Singer & Songwriter

When Deee-Lite’s first white label release took off, the label told us we'd get to shoot a video. I immediately called Glamamore to make the costumes for what became the ‘Groove is in the Heart’ video and tour.

I knew I wanted to be wearing red hot pants up on my Gogo cube, and she designed it. She made that harlequin jumpsuit out of three Pucci pair of tights that were in a discount bin at Pucci. That set a trend, and later that year, Emilio Pucci was winning a lifetime achievement award and they asked me to help present it to him. The backless green sequin catsuit that Glamamore made me got knocked off by a famous French couture designer. That was the ultimate homage to be paid to us both.

Glamamore helped make Paris burn for me... literally. The first time I was there to sing, there was a riot because the venue oversold tickets. Someone stuck outside lit a car on fire. I mean, it was literally on fire, so Paris was burning and I was wearing Mr. David. Mugler and Gaultier were in the front row, and I met them backstage. Everyone was like, ‘Who is she wearing?’

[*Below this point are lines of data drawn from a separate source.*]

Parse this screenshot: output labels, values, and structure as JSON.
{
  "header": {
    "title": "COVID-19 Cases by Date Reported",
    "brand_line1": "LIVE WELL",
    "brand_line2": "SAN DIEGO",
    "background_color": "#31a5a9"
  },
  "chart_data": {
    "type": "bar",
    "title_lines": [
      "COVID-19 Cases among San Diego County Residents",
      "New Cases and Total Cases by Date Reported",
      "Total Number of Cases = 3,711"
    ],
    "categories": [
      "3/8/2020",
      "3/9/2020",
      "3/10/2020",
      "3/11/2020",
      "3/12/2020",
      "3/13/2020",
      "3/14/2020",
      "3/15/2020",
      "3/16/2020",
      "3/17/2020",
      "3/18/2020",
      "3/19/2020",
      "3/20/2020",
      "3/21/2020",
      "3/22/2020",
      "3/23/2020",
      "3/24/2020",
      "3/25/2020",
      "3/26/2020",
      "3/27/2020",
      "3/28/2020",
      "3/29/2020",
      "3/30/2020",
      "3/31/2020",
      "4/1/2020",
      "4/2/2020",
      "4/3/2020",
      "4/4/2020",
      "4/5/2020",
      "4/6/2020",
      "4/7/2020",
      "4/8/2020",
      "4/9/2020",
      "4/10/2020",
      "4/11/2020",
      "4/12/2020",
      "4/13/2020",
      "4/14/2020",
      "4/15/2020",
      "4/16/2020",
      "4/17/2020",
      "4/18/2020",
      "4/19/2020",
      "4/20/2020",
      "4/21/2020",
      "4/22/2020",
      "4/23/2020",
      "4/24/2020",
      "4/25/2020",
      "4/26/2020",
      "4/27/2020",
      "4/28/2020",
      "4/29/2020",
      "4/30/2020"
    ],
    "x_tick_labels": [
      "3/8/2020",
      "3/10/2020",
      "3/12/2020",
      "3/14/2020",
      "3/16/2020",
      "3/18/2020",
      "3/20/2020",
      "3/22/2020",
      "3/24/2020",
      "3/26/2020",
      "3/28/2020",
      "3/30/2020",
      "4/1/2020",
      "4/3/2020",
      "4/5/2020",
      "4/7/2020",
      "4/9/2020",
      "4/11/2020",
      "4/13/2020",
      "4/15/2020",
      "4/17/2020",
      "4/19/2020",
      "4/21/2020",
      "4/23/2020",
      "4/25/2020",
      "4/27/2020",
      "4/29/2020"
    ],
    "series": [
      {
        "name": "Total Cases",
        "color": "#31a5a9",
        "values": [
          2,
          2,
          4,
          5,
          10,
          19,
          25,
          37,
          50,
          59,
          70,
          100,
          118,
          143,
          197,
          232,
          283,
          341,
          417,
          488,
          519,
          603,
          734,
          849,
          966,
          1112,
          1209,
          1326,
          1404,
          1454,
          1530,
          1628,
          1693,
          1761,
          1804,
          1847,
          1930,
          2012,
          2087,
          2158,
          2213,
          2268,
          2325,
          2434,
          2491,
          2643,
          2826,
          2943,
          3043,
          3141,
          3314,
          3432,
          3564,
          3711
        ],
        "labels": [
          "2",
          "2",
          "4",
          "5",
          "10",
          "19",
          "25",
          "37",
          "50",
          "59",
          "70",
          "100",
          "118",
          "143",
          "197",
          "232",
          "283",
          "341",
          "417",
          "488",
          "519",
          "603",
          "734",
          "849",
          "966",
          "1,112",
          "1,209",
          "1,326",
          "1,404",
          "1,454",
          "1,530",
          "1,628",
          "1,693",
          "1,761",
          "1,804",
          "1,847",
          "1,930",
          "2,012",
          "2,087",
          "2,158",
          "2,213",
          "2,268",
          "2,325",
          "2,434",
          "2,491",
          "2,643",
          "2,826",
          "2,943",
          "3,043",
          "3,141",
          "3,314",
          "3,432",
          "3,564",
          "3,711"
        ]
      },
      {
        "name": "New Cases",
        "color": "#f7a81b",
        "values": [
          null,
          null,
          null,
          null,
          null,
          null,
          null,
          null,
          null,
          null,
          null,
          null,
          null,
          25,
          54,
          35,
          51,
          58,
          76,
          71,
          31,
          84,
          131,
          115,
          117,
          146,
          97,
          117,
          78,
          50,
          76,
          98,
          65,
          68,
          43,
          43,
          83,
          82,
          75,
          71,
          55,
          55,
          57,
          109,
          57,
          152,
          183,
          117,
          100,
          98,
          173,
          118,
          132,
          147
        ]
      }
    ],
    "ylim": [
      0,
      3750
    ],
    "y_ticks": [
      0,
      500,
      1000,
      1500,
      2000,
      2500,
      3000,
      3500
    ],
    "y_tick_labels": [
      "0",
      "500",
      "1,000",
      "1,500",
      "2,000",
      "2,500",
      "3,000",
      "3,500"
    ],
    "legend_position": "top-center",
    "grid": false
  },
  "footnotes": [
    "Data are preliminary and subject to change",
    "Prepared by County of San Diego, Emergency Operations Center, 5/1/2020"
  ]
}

Illustrator, Stylist, & Performer

[Life in New York City in the ‘80s was] a happy time. But it was difficult because of AIDS and what it was doing to the community. Everybody stepped up, though. David and I were literally doing benefit after benefit after benefit after benefit... just doling out love. Because it needed to happen. There was no kind of way around it. We couldn't be like, "Oh, I'll do that tomorrow..." No. You had to do it now. You have to do it today. Because there was no tomorrow for a lot of people.

I remember we were performing somewhere, so we got half dressed. Matthew [Kasten] took us to... it wasn't Bellevue, but there's another hospital down the road from there. He snuck us in, and we finished getting dressed in the elevator. Then we got off the elevator, did our finishing touches in the hallway, and walked into this patient’s room and performed. The nurses and orderlies heard and saw us, and they were like "Oh, can you come to the room down the hall?  They would really love you.” And we had to say no, because we had to go and perform at the Palladium that night.

So, it was constant, and you had to step up. Because it was literally life-or-death. And that was daunting. But we had to keep moving because it wasn't only for us. It was for the community as a whole that we had to keep on moving.



…and then us Boy Bar Beauties did Gay Pride in '87.  I mean, you know Glama was making those fucking costumes to the 11th hour—plus tax!  So I'm coming from [Paradise] Garage, and I showed up, and, you know, back then we had these queens… they were always so helpful. “Just wanna to be a part of it!” God I miss that. They’re all, “Sit down girl. I got you.” Beat my mug. I put that Patti LaBelle head on, I was Nefertiti. I mean, Glama turnt a Nefertiti outfit on my body! “Where’s my costume?” “Shut up! Shut up!” Boom boom boom boom! And there it is. Gorgeous. I used to love that. She’s just so talented. Like crazy, crazy, genius talented.


DJ & Songwriter

In the ‘80s, we were living a life no 18-year-old from anywhere could come and do now. In those days, you could pay a couple hundred bucks each month for rent and then go out every night for free: Palladium, Danceteria, Area, Pyramid, Boy Bar, all in one night.

We got really dressed up back then. I wore makeup everyday and walked everywhere in high heels. And we drank for free. If the doormen liked the way you looked, they’d invite you in. My friends and I got treated like stars. We’d go into places and be like, “Oh my god! There’s Grace Jones, and Warhol, and Debbie Harry, and Madonna, and Keith Haring.” And then, all the New York stars of the time were there, too. Like John Sex, Dianne Brill. And then you had the Boy Bar queens.

They were nightlife stars! We didn’t see them as any different than Grace Jones or other big stars hanging out in the clubs. They were all stars. You know, as a kid, I always thought of Divine as being a rock star. I never realized that Divine wasn't much different than Glamamore—except that she was working with John Waters and had the film success, you know? But like Divine, Glamamore’s a rock star who dresses in drag. And she’s no different than Cher, or Elton John, or Bowie. She’s just not maybe as famous as a Cher or an Elton or a Bowie, but she’s a star nonetheless.


Drag Queen & Restauranteur

There are so many different aspects of David’s artistic life that make him special. I am really fortunate that I get to be a part of the madness. There are times when everything he does is completely thought out and in order. And then, it’s complete insanity and spontaneity.

I love the over 3000 garments he has made for me—but get such a charge watching him create something for other people. It’s such an intimate thing to get a couture garment made for you. There have been many occasions when I’ve seen someone transform and come to life in his clothes.

Throughout my life, I’ve never met anyone who completely lives their life as an artist such as David does. He inspires me every day and has shown me how to live my life exactly that way.